In the preface to his book Statistical Mechanics Made Simple Professor Daniel Mattis writes:
My own experience in thermodynamics and statistical mechanics, a half century ago at M.I.T., consisted of a single semester of Sears, skillfully taught by the man himself. But it was a subject that seemed as distant from “real” physics as did poetry or French literature.
This frank but discouraging admission suggests that thermodynamics may not be a course eagerly anticipated by many students – not even physics, chemistry or engineering majors – and at completion I would suppose that few are likely to claim it was an especially inspiring experience. With such open aversion, the often disappointing performance on GRE questions covering the subject should not be a surprise. As a teacher of the subject I have often conjectured on reasons for this lack of enthusiasm.

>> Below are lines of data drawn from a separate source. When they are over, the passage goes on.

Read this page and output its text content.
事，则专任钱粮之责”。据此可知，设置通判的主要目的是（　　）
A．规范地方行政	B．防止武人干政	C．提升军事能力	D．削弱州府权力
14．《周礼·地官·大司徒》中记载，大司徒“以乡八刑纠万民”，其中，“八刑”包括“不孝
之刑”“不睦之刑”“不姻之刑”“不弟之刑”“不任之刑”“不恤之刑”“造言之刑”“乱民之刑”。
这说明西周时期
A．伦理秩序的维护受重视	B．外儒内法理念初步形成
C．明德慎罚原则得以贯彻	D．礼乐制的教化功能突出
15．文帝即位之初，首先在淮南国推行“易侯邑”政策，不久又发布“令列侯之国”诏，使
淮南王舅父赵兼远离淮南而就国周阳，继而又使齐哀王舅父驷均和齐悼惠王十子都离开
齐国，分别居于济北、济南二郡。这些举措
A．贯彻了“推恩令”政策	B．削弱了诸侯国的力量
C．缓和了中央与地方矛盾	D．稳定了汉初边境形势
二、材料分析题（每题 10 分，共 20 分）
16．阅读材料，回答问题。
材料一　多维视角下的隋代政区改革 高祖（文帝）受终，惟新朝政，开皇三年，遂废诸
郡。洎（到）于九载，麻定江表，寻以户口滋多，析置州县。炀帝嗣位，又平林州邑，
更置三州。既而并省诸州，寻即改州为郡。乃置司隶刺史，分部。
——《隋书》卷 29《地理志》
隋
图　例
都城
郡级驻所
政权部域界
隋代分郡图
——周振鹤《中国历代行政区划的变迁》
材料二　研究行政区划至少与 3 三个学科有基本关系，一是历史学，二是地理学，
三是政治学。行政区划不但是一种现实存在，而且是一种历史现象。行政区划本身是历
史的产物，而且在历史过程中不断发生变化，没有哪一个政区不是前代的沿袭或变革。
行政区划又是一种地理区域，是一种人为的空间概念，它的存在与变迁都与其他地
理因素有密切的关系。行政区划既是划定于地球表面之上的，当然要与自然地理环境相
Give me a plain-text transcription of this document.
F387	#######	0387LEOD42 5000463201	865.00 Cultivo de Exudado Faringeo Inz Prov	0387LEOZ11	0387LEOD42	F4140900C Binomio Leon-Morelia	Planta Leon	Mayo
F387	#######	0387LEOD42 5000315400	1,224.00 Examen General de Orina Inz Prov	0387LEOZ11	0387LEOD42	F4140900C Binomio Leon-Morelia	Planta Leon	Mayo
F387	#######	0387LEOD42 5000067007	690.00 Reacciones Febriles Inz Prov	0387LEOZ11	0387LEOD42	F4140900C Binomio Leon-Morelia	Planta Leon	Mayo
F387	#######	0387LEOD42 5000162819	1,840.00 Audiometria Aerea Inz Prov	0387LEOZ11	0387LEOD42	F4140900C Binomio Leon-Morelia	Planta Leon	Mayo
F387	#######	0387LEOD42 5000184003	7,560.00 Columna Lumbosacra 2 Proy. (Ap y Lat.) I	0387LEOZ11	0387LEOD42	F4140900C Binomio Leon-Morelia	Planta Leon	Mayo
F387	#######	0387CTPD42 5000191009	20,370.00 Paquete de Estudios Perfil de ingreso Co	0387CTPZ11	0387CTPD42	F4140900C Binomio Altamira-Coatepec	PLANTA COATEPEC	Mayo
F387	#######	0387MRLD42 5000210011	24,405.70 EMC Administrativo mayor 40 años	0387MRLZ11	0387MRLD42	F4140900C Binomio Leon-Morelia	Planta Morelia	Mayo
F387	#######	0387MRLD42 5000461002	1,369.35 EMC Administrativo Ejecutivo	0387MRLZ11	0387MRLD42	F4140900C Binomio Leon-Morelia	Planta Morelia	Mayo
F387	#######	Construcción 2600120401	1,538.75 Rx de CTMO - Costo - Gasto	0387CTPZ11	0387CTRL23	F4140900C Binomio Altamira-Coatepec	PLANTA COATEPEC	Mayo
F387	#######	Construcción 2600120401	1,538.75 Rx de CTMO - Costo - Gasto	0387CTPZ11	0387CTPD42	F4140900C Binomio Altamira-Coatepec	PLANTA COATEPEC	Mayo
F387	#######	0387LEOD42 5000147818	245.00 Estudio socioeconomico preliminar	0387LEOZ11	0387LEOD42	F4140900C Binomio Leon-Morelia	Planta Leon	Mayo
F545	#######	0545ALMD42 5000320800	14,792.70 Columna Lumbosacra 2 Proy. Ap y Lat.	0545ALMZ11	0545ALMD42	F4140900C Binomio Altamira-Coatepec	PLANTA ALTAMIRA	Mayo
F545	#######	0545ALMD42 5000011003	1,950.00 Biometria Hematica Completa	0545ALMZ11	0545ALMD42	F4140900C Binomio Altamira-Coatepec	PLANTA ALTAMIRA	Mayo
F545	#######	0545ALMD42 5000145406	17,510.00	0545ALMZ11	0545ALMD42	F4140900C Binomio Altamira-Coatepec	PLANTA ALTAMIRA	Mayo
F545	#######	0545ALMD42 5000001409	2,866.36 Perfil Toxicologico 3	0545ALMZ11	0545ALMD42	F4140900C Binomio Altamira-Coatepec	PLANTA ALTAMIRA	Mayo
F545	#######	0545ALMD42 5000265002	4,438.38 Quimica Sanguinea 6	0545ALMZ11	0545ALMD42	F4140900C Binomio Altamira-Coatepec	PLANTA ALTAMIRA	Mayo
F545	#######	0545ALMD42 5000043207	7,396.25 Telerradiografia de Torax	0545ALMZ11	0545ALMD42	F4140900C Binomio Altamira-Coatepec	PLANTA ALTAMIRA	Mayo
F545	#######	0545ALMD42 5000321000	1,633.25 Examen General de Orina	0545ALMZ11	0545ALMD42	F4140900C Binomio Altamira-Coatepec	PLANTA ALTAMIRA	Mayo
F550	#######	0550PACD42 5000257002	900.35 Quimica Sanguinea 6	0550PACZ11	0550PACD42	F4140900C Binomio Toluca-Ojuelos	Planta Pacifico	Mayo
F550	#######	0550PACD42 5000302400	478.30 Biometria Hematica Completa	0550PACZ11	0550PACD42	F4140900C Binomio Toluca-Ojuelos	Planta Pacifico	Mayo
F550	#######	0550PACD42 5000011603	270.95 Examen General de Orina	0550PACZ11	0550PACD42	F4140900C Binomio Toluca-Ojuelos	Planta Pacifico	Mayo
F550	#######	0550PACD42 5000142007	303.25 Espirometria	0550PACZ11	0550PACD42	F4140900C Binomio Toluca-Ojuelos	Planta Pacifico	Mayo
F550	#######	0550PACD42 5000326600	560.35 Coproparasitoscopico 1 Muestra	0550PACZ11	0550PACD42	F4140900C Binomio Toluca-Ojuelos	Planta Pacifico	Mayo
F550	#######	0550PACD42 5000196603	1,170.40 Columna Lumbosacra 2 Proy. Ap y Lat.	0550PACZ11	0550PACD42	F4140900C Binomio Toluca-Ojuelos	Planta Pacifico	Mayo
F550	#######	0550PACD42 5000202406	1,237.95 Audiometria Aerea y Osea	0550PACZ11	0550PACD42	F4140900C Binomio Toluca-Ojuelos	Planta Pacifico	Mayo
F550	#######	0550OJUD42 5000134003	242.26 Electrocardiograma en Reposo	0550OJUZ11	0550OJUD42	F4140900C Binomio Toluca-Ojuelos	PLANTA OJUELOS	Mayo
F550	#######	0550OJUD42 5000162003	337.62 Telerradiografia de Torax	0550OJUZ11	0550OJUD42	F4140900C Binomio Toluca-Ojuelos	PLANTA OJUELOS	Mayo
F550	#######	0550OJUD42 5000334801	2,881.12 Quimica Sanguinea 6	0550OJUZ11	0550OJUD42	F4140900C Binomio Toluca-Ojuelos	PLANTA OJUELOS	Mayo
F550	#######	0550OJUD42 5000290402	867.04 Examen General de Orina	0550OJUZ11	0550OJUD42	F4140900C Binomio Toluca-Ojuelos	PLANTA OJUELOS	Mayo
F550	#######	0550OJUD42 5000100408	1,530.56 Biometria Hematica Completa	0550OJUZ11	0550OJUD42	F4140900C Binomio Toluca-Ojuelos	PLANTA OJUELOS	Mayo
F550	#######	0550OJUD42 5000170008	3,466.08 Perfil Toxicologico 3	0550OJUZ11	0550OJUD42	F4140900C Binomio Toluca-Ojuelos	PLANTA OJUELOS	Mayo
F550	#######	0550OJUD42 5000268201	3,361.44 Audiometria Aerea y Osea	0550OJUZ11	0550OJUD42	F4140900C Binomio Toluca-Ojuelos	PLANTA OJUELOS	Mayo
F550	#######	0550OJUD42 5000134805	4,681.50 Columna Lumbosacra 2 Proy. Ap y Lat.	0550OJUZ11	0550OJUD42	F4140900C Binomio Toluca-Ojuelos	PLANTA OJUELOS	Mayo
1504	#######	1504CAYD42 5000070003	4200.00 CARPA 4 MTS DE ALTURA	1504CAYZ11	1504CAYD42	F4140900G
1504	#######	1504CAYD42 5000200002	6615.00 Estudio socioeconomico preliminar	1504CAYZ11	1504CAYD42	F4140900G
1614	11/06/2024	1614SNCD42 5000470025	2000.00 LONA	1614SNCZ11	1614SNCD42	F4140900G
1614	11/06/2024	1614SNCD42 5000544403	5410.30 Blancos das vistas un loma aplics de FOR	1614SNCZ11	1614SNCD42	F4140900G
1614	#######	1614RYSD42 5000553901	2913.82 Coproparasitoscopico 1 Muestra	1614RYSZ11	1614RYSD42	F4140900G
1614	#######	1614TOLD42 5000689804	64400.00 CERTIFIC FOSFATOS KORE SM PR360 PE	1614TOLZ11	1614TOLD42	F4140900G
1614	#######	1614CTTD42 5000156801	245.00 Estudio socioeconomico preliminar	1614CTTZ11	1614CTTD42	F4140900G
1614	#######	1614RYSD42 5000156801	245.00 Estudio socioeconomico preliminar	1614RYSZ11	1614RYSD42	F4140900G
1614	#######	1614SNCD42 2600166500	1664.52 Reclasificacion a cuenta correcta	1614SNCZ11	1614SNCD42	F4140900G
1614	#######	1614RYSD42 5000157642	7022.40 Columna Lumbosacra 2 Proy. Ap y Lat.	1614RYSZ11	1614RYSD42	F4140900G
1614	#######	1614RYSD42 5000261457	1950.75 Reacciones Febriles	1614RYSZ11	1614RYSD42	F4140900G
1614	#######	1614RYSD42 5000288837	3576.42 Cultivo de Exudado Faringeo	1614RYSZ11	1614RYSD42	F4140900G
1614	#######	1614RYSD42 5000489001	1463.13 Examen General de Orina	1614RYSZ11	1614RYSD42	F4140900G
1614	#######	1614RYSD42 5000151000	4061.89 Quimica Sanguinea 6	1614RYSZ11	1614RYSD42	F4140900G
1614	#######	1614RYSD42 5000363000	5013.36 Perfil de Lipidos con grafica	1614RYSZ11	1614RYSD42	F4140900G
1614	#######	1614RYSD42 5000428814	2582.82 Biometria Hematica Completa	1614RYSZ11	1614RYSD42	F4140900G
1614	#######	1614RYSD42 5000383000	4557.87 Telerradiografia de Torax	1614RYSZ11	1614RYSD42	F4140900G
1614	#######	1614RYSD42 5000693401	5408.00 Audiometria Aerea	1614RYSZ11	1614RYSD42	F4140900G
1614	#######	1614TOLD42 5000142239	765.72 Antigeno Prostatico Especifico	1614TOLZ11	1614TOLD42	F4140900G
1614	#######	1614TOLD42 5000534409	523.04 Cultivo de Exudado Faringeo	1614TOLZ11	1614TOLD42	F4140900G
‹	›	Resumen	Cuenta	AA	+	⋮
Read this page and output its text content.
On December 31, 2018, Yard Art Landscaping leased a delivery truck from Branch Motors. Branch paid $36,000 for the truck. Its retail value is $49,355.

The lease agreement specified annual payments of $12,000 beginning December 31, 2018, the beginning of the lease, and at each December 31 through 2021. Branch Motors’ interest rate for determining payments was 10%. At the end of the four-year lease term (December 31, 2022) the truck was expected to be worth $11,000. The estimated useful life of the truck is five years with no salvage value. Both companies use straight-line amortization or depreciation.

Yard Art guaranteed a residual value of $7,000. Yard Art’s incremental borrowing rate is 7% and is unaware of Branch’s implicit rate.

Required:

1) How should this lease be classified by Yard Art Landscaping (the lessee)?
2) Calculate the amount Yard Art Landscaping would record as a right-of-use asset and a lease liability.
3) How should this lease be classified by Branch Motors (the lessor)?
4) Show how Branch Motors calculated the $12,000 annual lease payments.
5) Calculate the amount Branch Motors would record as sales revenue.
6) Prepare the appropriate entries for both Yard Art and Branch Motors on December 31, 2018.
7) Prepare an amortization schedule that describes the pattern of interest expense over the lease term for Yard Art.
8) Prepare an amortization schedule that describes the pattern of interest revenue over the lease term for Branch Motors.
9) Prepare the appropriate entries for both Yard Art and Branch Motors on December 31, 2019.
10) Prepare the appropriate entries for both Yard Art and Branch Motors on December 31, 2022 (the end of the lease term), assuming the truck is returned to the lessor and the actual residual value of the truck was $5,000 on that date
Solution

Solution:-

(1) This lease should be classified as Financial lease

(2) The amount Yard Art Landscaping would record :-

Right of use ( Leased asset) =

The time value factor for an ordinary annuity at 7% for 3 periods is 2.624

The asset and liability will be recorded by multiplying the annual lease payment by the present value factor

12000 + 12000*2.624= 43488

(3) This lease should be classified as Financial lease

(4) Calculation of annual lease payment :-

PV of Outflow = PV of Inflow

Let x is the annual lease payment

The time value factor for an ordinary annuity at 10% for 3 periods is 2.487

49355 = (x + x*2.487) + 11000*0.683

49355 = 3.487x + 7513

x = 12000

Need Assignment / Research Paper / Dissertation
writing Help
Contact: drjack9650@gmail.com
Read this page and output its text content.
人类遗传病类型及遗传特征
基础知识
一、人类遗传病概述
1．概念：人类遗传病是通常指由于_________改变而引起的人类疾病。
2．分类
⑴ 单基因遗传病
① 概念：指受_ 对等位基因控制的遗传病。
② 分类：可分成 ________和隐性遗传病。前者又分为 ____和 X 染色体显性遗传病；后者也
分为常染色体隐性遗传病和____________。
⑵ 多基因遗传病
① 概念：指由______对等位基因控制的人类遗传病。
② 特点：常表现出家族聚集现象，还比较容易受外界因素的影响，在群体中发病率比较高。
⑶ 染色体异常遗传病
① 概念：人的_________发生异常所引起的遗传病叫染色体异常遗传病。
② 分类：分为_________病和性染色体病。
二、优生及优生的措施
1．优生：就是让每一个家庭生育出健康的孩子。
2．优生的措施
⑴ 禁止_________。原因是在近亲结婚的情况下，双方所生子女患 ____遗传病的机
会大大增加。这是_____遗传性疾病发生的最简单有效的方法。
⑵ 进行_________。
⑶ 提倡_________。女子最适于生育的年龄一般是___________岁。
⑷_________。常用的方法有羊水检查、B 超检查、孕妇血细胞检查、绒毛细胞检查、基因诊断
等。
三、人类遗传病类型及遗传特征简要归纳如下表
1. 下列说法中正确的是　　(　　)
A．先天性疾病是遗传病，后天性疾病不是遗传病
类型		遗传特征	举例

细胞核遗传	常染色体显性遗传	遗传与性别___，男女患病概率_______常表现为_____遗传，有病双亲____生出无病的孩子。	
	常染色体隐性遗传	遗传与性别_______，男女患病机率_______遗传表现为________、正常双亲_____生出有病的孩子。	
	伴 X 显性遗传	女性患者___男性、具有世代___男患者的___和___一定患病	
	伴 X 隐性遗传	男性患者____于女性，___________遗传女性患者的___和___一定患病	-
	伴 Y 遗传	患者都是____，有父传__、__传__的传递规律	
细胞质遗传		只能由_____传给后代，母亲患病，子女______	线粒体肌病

Apart from its subtlety and perceived difficulty, which are probably immutable, I venture to guess that one problem might be that most curricula resemble the thermodynamics of nearly a century ago.
Another might be that, unlike other areas of physics with their epigrammatic equations – Newton's, Maxwell's or Schrödinger's, which provide accessibility and direction – thermal physics seems to lack a comparable unifying principle. Students may therefore fail to see conceptual or methodological coherence and experience confusion instead.
With those assumptions I propose in this book alternatives which try to address the disappointing experience of Professor Mattis and undoubtedly others.
Thermodynamics, the set of rules and constraints governing interconversion and dissipation of energy in macroscopic systems, can be regarded as having begun with Carnot's (1824) pioneering paper on heat-engine efficiency.